The Wallace society do admit there are no documents that  confirm where Wallace was born but  they refer to Elderslie  being "evidently" the birthplace of William Wallace.

So until you hear otherwise, that will be the case.

Caro Ramsay  13 07 2018


  1. Many years ago, in a shop in You-should-excuse-the-expression Edinburgh, I was told by the sales clerk that, since my name is King, my tartan was Stuart. Since I liked its pattern very much, I bought it. The scarf, that is, not the notion that my first husband’s heritage had anything to do with Scotland.

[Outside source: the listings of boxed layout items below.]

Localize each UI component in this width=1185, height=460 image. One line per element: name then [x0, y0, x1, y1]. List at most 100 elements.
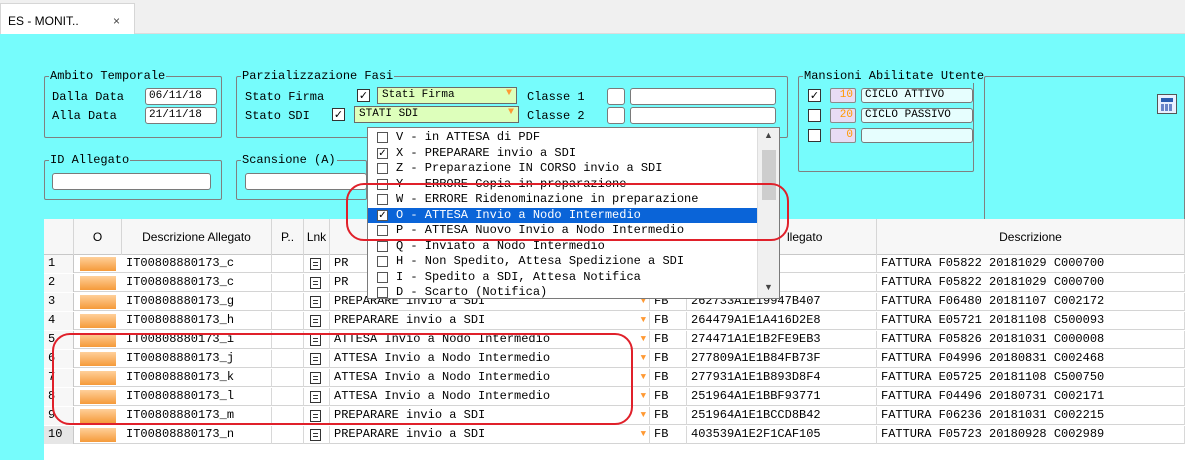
- stato-value: PREPARARE invio a SDI: [334, 427, 486, 441]
- option-label: H - Non Spedito, Attesa Spedizione a SDI: [396, 254, 685, 268]
- id-allegato-cell: 403539A1E2F1CAF105: [687, 426, 877, 444]
- row-number: 10: [44, 426, 74, 444]
- id-allegato-cell: 264479A1E1A416D2E8: [687, 312, 877, 330]
- lnk-cell[interactable]: [304, 312, 330, 330]
- option-label: I - Spedito a SDI, Attesa Notifica: [396, 269, 641, 284]
- header-descrizione[interactable]: Descrizione: [877, 219, 1185, 255]
- lnk-cell[interactable]: [304, 274, 330, 292]
- close-icon[interactable]: ×: [113, 14, 120, 28]
- header-descrizione-allegato[interactable]: Descrizione Allegato: [122, 219, 272, 255]
- stato-value: PR: [334, 275, 349, 289]
- row-number-header: [44, 219, 74, 255]
- tab-es-monit[interactable]: ES - MONIT.. ×: [0, 3, 135, 34]
- stato-value: PREPARARE invio a SDI: [334, 313, 486, 327]
- descrizione-cell: FATTURA E05721 20181108 C500093: [877, 312, 1185, 330]
- chevron-down-icon[interactable]: ▼: [641, 426, 646, 443]
- mansione-checkbox[interactable]: ✓: [808, 89, 821, 102]
- status-color-cell: [80, 428, 116, 442]
- dropdown-option[interactable]: D - Scarto (Notifica): [368, 285, 762, 300]
- stato-sdi-value: STATI SDI: [359, 108, 419, 120]
- lnk-cell[interactable]: [304, 426, 330, 444]
- document-icon[interactable]: [310, 315, 321, 327]
- tipo-cell: FB: [650, 388, 687, 406]
- option-checkbox[interactable]: [377, 163, 388, 174]
- tipo-cell: FB: [650, 350, 687, 368]
- group-title: ID Allegato: [49, 153, 131, 167]
- p-cell: [272, 426, 304, 444]
- document-icon[interactable]: [310, 258, 321, 270]
- stato-firma-value: Stati Firma: [382, 89, 455, 101]
- chevron-down-icon[interactable]: ▼: [641, 388, 646, 405]
- lnk-cell[interactable]: [304, 255, 330, 273]
- header-p[interactable]: P..: [272, 219, 304, 255]
- alla-data-label: Alla Data: [52, 109, 117, 123]
- stato-cell[interactable]: PREPARARE invio a SDI ▼: [330, 312, 650, 330]
- header-o[interactable]: O: [74, 219, 122, 255]
- dropdown-option[interactable]: I - Spedito a SDI, Attesa Notifica: [368, 270, 762, 285]
- stato-sdi-checkbox[interactable]: ✓: [332, 108, 345, 121]
- stato-sdi-select[interactable]: STATI SDI ▼: [354, 106, 519, 123]
- tipo-cell: FB: [650, 369, 687, 387]
- option-label: Z - Preparazione IN CORSO invio a SDI: [396, 161, 663, 175]
- option-label: V - in ATTESA di PDF: [396, 130, 541, 144]
- id-allegato-input[interactable]: [52, 173, 211, 190]
- classe1-desc-input[interactable]: [630, 88, 776, 105]
- option-checkbox[interactable]: ✓: [377, 147, 388, 159]
- mansione-code: 20: [830, 108, 856, 123]
- id-allegato-cell: 251964A1E1BCCD8B42: [687, 407, 877, 425]
- descrizione-allegato-cell: IT00808880173_c: [122, 255, 272, 273]
- document-icon[interactable]: [310, 429, 321, 441]
- document-icon[interactable]: [310, 277, 321, 289]
- group-title: Scansione (A): [241, 153, 337, 167]
- chevron-down-icon[interactable]: ▼: [641, 407, 646, 424]
- lnk-cell[interactable]: [304, 293, 330, 311]
- chevron-down-icon[interactable]: ▼: [641, 369, 646, 386]
- dropdown-option[interactable]: ✓ X - PREPARARE invio a SDI: [368, 146, 762, 161]
- group-title: Ambito Temporale: [49, 69, 167, 83]
- id-allegato-cell: 277809A1E1B84FB73F: [687, 350, 877, 368]
- dropdown-option[interactable]: H - Non Spedito, Attesa Spedizione a SDI: [368, 254, 762, 269]
- document-icon[interactable]: [310, 296, 321, 308]
- dalla-data-input[interactable]: 06/11/18: [145, 88, 217, 105]
- p-cell: [272, 255, 304, 273]
- option-checkbox[interactable]: [377, 240, 388, 252]
- status-color-cell: [80, 314, 116, 328]
- classe2-code-input[interactable]: [607, 107, 625, 124]
- descrizione-cell: FATTURA F04996 20180831 C002468: [877, 350, 1185, 368]
- header-lnk[interactable]: Lnk: [304, 219, 330, 255]
- scroll-down-icon[interactable]: ▼: [764, 282, 773, 292]
- descrizione-allegato-cell: IT00808880173_h: [122, 312, 272, 330]
- row-number: 3: [44, 293, 74, 311]
- stato-cell[interactable]: PREPARARE invio a SDI ▼: [330, 426, 650, 444]
- option-checkbox[interactable]: [377, 287, 388, 298]
- descrizione-cell: FATTURA F06236 20181031 C002215: [877, 407, 1185, 425]
- chevron-down-icon[interactable]: ▼: [641, 350, 646, 367]
- tipo-cell: FB: [650, 331, 687, 349]
- alla-data-input[interactable]: 21/11/18: [145, 107, 217, 124]
- classe2-label: Classe 2: [527, 109, 585, 123]
- dropdown-option[interactable]: Z - Preparazione IN CORSO invio a SDI: [368, 161, 762, 176]
- calculator-icon[interactable]: [1157, 94, 1177, 114]
- chevron-down-icon[interactable]: ▼: [641, 331, 646, 348]
- descrizione-allegato-cell: IT00808880173_g: [122, 293, 272, 311]
- descrizione-cell: FATTURA F05822 20181029 C000700: [877, 255, 1185, 273]
- option-checkbox[interactable]: [377, 132, 388, 143]
- stato-sdi-label: Stato SDI: [245, 109, 310, 123]
- group-title: Parzializzazione Fasi: [241, 69, 395, 83]
- table-row[interactable]: 4 IT00808880173_h PREPARARE invio a SDI ▼ FB…: [44, 312, 1185, 330]
- classe2-desc-input[interactable]: [630, 107, 776, 124]
- stato-firma-checkbox[interactable]: ✓: [357, 89, 370, 102]
- scansione-input[interactable]: [245, 173, 367, 190]
- mansione-checkbox[interactable]: [808, 109, 821, 122]
- stato-firma-label: Stato Firma: [245, 90, 325, 104]
- option-checkbox[interactable]: [377, 271, 388, 283]
- classe1-code-input[interactable]: [607, 88, 625, 105]
- scroll-up-icon[interactable]: ▲: [764, 130, 773, 140]
- mansione-checkbox[interactable]: [808, 129, 821, 142]
- descrizione-allegato-cell: IT00808880173_c: [122, 274, 272, 292]
- dropdown-option[interactable]: V - in ATTESA di PDF: [368, 130, 762, 145]
- option-checkbox[interactable]: [377, 256, 388, 267]
- stato-firma-select[interactable]: Stati Firma ▼: [377, 87, 517, 104]
- chevron-down-icon[interactable]: ▼: [641, 312, 646, 329]
- table-row[interactable]: 10 IT00808880173_n PREPARARE invio a SDI ▼ F…: [44, 426, 1185, 444]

    I do love and revere old trees very much, however.

    Whatever Wallace did or didn’t do to defend his country, when it comes to our current most critical defense need—against climate change—trees are our best allies,

  2. When all the trees are gone we might realise that we cannot breathe money....

  3. Caro, I agree with yew, braveheartedly!

    Aren't you happy I'm now getting notices of when a new blog post goes up? If not, blame the Royal Stewart in your family.

  4. I love old trees. Will come looking sometime. Is the wee one playing in the Scottish Open?